The Declaration Printing, engraved William J. Stone’s engraving is the closest that visitors can get to the American Declaration of Independence right after its founders signed it, in 1776. The original Declaration, which is now held by the National Archives in Washington, D.C., with the founders’ signatures is badly faded and parts of it are illegible. John Quincy Adams, the Secretary of State, hired Stone in 1820 to make this near-duplicate. This was done to preserve the already damaged original. Stone took three years to create this copy. During that time, he kept the original Declaration at his shop. Stone’s engravings were used to make all subsequent copies of the Declaration.
Charles Carroll of Carrollton in Maryland, the last living signer of The Declaration of Independence owned this example of the Stone engraving.

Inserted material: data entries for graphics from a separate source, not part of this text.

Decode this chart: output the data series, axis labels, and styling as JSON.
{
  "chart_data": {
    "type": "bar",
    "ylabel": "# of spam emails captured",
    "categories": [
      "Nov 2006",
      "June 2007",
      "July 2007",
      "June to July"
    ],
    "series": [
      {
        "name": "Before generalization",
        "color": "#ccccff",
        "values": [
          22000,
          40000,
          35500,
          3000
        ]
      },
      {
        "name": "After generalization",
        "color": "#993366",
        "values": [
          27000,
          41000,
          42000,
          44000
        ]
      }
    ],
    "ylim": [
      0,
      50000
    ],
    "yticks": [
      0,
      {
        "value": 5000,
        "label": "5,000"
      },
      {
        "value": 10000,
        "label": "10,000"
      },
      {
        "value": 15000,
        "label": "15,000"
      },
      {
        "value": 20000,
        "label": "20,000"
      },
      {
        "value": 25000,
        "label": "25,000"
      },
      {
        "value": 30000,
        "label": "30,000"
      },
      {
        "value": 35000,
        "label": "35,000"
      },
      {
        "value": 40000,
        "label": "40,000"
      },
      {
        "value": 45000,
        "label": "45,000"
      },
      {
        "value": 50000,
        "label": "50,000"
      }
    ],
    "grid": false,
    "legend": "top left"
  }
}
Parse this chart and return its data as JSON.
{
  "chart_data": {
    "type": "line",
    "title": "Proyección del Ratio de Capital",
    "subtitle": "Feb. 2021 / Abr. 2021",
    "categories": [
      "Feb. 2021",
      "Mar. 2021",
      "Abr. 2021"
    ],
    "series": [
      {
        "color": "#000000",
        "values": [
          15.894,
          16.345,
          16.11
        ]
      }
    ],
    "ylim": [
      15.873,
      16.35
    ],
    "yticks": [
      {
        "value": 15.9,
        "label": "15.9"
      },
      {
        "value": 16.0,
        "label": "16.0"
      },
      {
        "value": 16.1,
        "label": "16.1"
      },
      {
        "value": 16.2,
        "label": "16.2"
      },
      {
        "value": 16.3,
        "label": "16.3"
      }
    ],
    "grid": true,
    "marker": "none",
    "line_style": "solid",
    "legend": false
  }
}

In a note on the bottom left, Carroll presented the engraving to a friend and signed it “exactly half a century after having affixed his name to the original.”
On display is a copy of a letter that John Quincy Adams wrote to W.B. Barney, November 19, 1832. Following Charles Carroll’s death on November 14, 1832, former President John Quincy Adams – son of another signer of the Declaration, John Adams – wrote a letter declining an invitation to join Carroll’s funeral procession that he had received from the Maryland chapter of The Society of the Cincinnati, a hereditary organization of Continental Army officers and their descendants.
On display is a letter from John Hancock dated July 8,1776. Hancock ordered the first printing on the same day that the Declaration of Independence was read in public for the first time at Philadelphia. Hancock was fulfilling his duties as the president of the Continental Congress. This role justified his famously large signature on the Declaration of Independence.
In the letter, he announces that “Congress have judged it necessary to dissolve all Connection between Great Britain and the American Colonies; and to declare them free and independent states, you will perceive by the enclosed Declaration.”